I don't understand how I should handle the output of the LSTM layer to decrease the number of batches from [2 * batch_size] to [batch_size]. Also, I know I'm using the hidden state as the input to the FC layer, I want to try it this way for now.

Should I sum or concatenate every two batches or anything else?? Cheers!

    def forward(self, x):
        hidden_0 = torch.zeros((self.lstm_layers, x.size(0), self.hidden_size), dtype=torch.double, device=self.device)
        cell_0 = torch.zeros((self.lstm_layers, x.size(0), self.hidden_size), dtype=torch.double, device=self.device)

        y1, (hidden_1, cell_1) = self.lstm(x, (hidden_0, cell_0))
        hidden_1 = hidden_1.view(-1, self.hidden_size)
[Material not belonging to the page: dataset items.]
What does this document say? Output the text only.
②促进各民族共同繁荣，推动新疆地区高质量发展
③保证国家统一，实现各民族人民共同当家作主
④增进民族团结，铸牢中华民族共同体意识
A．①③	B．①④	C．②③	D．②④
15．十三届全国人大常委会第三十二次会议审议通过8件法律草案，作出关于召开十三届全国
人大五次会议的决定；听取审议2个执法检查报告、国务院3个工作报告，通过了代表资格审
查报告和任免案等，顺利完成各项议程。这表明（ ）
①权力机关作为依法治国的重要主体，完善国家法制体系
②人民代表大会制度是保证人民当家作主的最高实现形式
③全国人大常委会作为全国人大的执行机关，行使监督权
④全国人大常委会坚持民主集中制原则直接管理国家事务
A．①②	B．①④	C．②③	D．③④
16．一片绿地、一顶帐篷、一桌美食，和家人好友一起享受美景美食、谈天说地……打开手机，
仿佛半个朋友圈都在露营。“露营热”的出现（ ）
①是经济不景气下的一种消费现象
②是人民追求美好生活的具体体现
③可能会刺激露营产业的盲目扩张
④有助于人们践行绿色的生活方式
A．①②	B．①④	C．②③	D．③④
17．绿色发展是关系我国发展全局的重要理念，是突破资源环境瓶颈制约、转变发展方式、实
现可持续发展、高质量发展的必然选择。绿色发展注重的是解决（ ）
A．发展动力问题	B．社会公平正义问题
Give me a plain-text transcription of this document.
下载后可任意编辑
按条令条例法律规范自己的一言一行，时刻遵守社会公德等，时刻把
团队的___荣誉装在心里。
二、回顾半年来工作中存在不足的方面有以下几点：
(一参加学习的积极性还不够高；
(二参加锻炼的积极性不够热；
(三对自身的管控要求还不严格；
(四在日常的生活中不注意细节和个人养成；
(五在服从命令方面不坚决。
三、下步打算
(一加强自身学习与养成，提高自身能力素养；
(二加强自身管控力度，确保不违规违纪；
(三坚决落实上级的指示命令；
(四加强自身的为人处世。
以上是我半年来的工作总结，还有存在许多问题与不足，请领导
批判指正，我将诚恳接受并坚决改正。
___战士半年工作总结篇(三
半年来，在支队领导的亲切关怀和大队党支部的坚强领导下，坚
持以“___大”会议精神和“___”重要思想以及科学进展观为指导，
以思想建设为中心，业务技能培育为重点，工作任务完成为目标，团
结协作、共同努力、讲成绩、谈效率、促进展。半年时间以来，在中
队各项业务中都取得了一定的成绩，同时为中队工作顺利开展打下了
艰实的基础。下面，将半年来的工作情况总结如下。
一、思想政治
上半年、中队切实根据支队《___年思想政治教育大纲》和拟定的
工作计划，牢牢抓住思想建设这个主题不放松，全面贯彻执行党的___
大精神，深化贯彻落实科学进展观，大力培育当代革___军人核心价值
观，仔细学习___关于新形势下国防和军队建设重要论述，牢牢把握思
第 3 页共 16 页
        y = self.linear(hidden_1)

        return y

Answer 1

The hidden state shape of a multi layer lstm is (layers, batch_size, hidden_size) see output LSTM. It contains the hidden state for each layer along the 0th dimension.

In your example you convert the shape into two dimensions here:

hidden_1 = hidden_1.view(-1, self.hidden_size)

this transforms the shape into (batch_size * layers, hidden_size).

What you would want to do is only use the hidden state of the last layer:

hidden = hidden_1[-1,:,:].view(-1, self.hidden_size)  # (1, bs, hidden) -> (bs, hidden)
y = self.linear(hidden)
return y

Answer 2

For a multi-layer LSTM, you can write it like this:

class LSTM(nn.Module):
    def __init__(self, input_size, hidden_size, num_layers, output_size, batch_size):
        super().__init__()
        self.input_size = input_size
        self.hidden_size = hidden_size
        self.num_layers = num_layers
        self.output_size = output_size
        self.batch_size = batch_size
        self.lstm = nn.LSTM(self.input_size, self.hidden_size, self.num_layers, batch_first=True)
        self.linear = nn.Linear(self.hidden_size, self.output_size)

    def forward(self, input_seq):
        h_0 = torch.randn(self.num_directions * self.num_layers, self.batch_size, self.hidden_size).to(device)
        c_0 = torch.randn(self.num_directions * self.num_layers, self.batch_size, self.hidden_size).to(device)
        seq_len = input_seq.shape[1]
        # input(batch_size, seq_len, input_size)
        input_seq = input_seq.view(self.batch_size, seq_len, 1)
        # output(batch_size, seq_len, num_directions * hidden_size)
        output, _ = self.lstm(input_seq, (h_0, c_0))
        # print('output.size=', output.size())
        # print(self.batch_size * seq_len, self.hidden_size)
        output = output.contiguous().view(self.batch_size * seq_len, self.hidden_size)
        pred = self.linear(output)
        # print('pred=', pred.shape)
        pred = pred.view(self.batch_size, seq_len, -1)
        pred = pred[:, -1, :]
        return pred